Urban Gardening - Gärtnern in der Stadt

Pagalino Hannover Linden © NDR.de Foto: Agnes Bührig
Beim Urban Gardening ist auch Kreativität gefragt: ein besonderes Hochbeet.

Selbst gezogenes Gemüse, frische Kräuter und bunte Blumen: Immer mehr Stadtmenschen ohne Garten haben das Bedürfnis zu gärtnern. Urban Gardening nennt sich dieser Trend, der weltweit seit einigen Jahren anhält. Großstädter erobern sich brachliegende Flächen oder schaffen sich Räume, um gemeinschaftlich die Erde zu beackern. Die Motive sind vielfältig: Umweltaspekte, gestiegenes Ernährungsbewusstsein oder der Wunsch, sich selbst mit Nahrungsmitteln zu versorgen - auch aus finanziellen Gründen. Bereits in den 70er-Jahren entstanden in New York die ersten "community gardens" - kollektive Gemüse- und Blumenbeete. Eine besondere Form dieser Bewegung ist das sogenannte Guerilla Gardening, bei dem hässliche und karge Flächen wie Industriebrachen mit Saatbomben begrünt werden.

Gemüse, Obst und Kräuter auf engem Raum anbauen

Aber auch viele Stadtbewohner mit Balkonen oder Terrassen wollen Tomaten und anderes Gemüse selbst anbauen.
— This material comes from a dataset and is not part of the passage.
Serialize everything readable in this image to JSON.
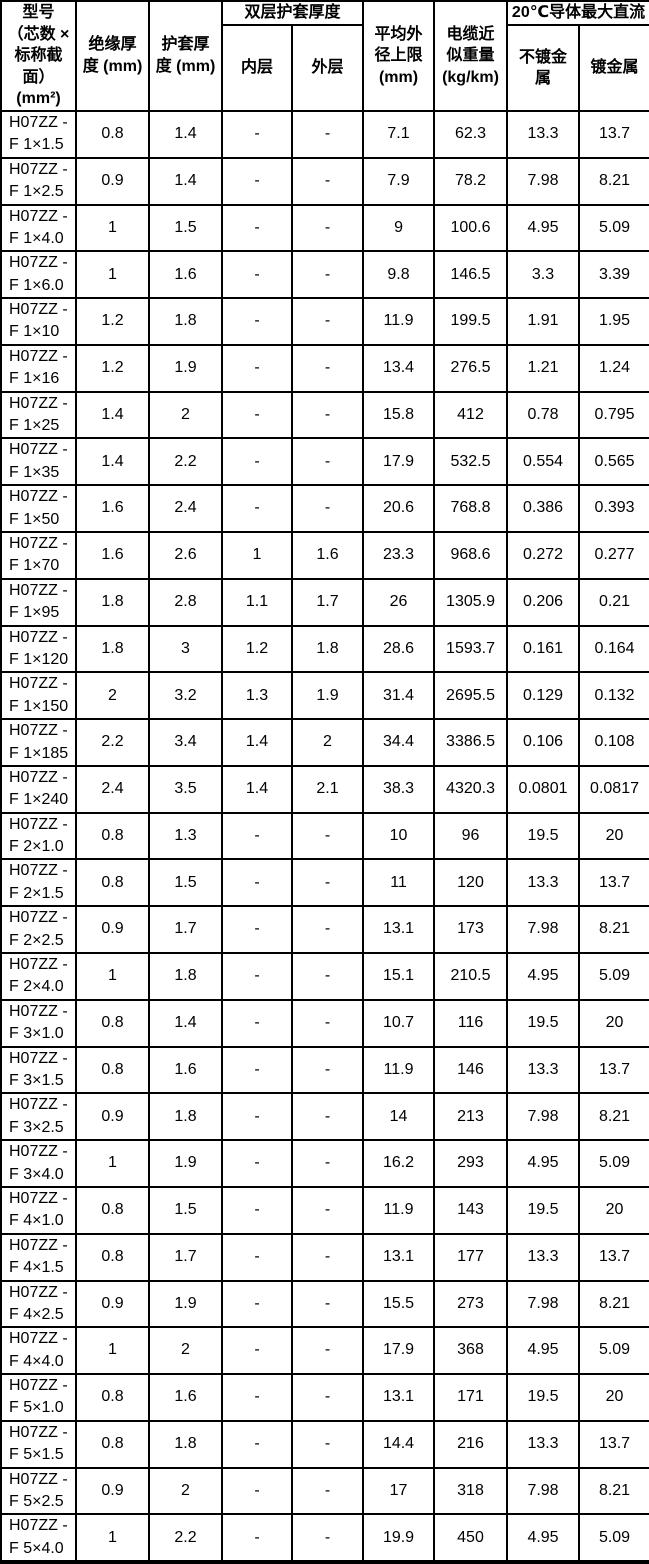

Mit den Hobbygärtnern der Urban-Gardening-Projekte haben sie eines gemeinsam: Der Platz zum Gärtnern ist begrenzt. Sie alle greifen deshalb auf kreative Ideen zurück, wie die Pflanzen möglichst platzsparend angebaut werden können. Dazu zählen Hochbeete, in denen auch Kartoffeln angebaut werden können, Pflanzbeutel oder vertikale Gärten. Aber auch in normalen Kübeln können Gärtner leckeres Obst wie Himbeeren und Gemüse und Kräuter auf Balkon und Terrasse anbauen.

Wer vor allem am gemeinschaftlichen Gärtnern interessiert ist, findet in in vielen Städten Urban-Gardening-Projekte sowie am Rande der Stadt Anbieter, die gegen Pacht ein Stück Acker zur Bewirtschaftung anbieten.